I have also learned to love myself, with some help from a group of amazing people. Looking back, like most people, I have said some pretty mean things to myself. What good did saying mean things do for me? NONE!!! The world is harsh enough without me joining in! As I have learned to love myself, I have also stopped allowing others to put me down and no longer accept being treated poorly either. No one deserves to be torn down, put down, or treated only as a convenience by ANYONE!
I continue this journey with 13 pounds to go at the moment, until reaching my goal weight. I know I will reach that weight of 125, regardless of when it happens. However, my focus has shifted from just numbers to focusing on all the other changes I'm noticing within me.
Tuesday, October 02, 2012
Why are we SO hard on ourselves? Why do we sometimes say horribly mean and sometimes mentally and emotionally abusive things to ourselves? Would we tolerate this from someone else? The sad thing is, I used to tolerate others treating me like this and even called some of them close friends. The world is hard enough on us, so why do we think we need to be so hard on ourselves too?
I have realized enough is enough! I will not accept myself being so mean to myself anymore! I didn’t reach this point overnight, as many are aware of. A few weeks ago I “only” lost 0.8 pounds, but instead of being frustrated about this I decided to celebrate that loss. 0.8 pounds lost is a positive step towards reaching my goals. Also, I am not just a number on a scale!! There is so much more to this journey.
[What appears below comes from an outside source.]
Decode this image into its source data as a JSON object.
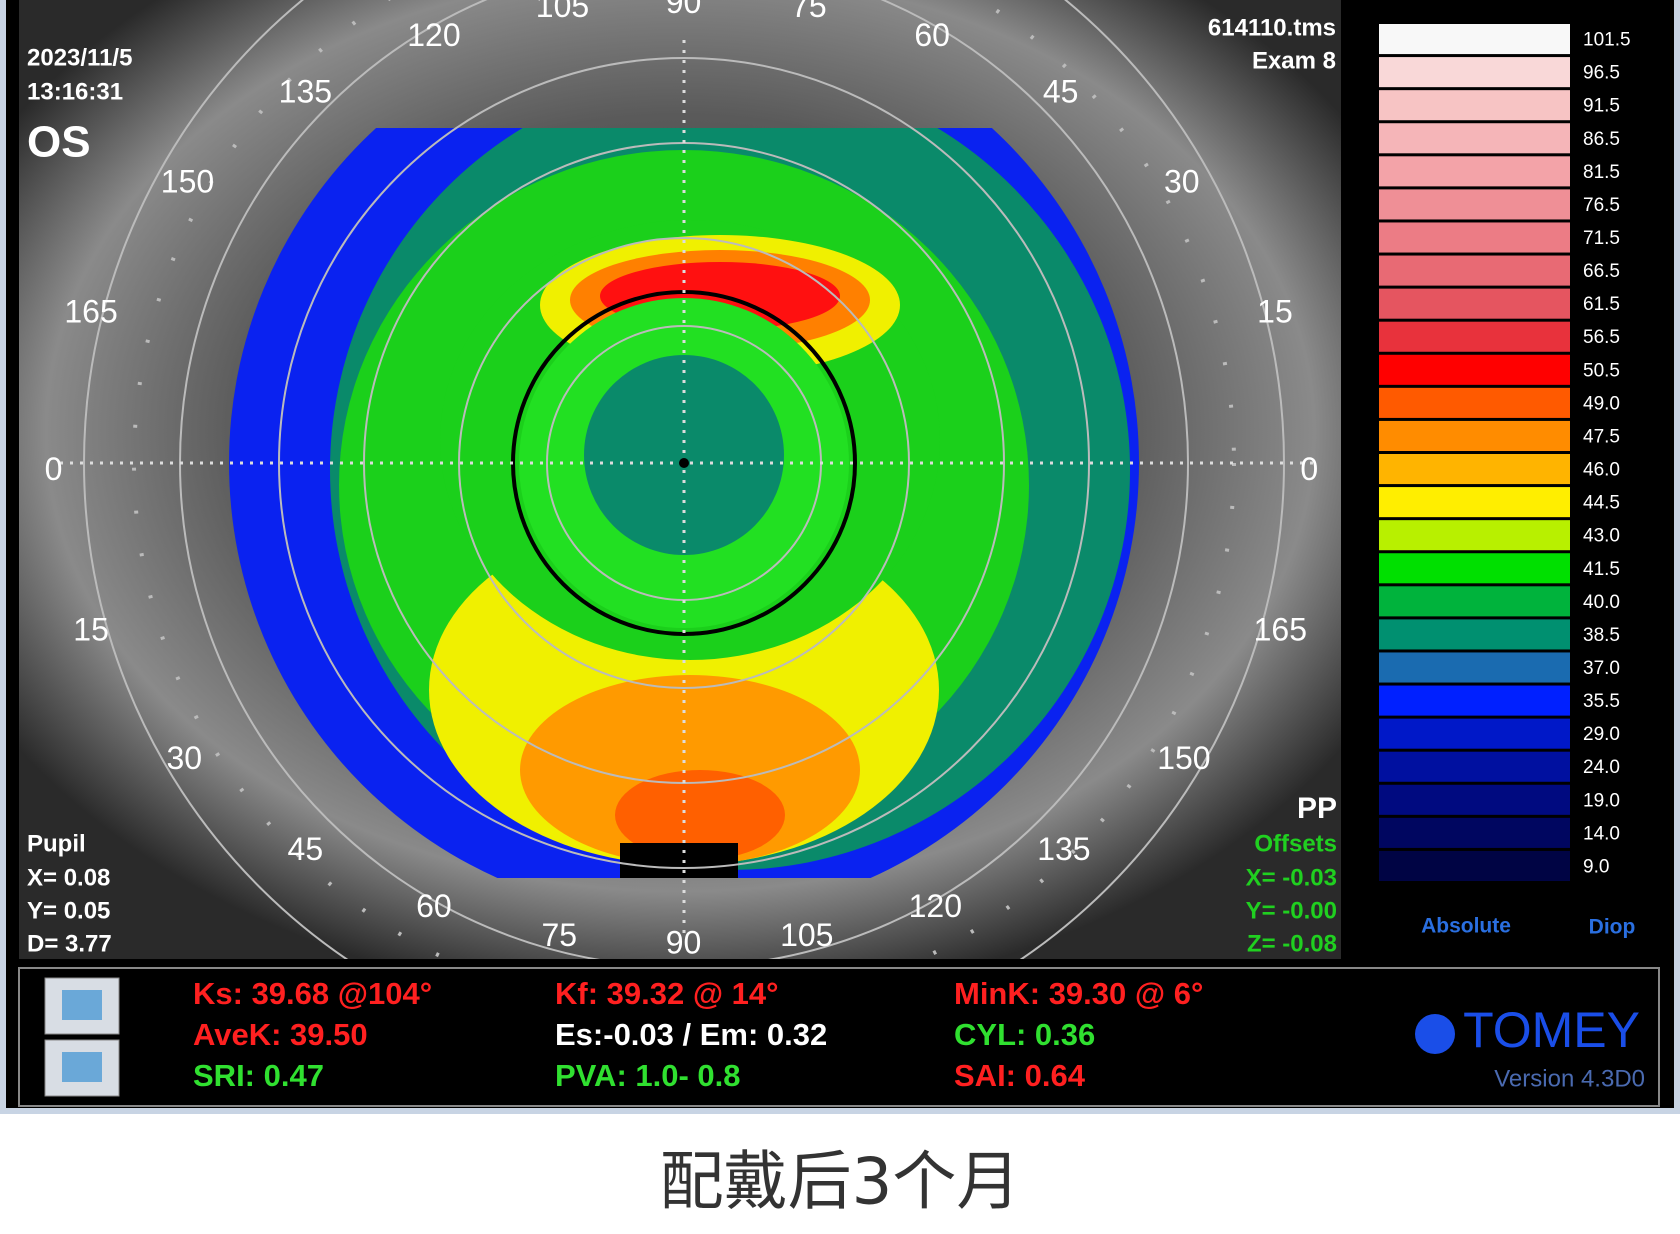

Fitting into smaller and smaller clothing, seeing more and more muscle tone and definition, learning to love working out, learning to love myself….. Yesterday I noticed I have an increase in excess skin on my stomach but I am quite okay with this actually. If I would have noticed it a few months ago I know I would have been upset about it…. But I so will take the excess skin any day than being obese again. I do not want to face the same health problems that the rest of my immediate family is facing. They have high blood pressure problems, and now my dad, mom, and sister (she just got told this past Friday that she is on the verge of full blown type II diabetes) all three have type II diabetes…. Leaving me the only one w/o out it. This only reinforced the fact I am not a number!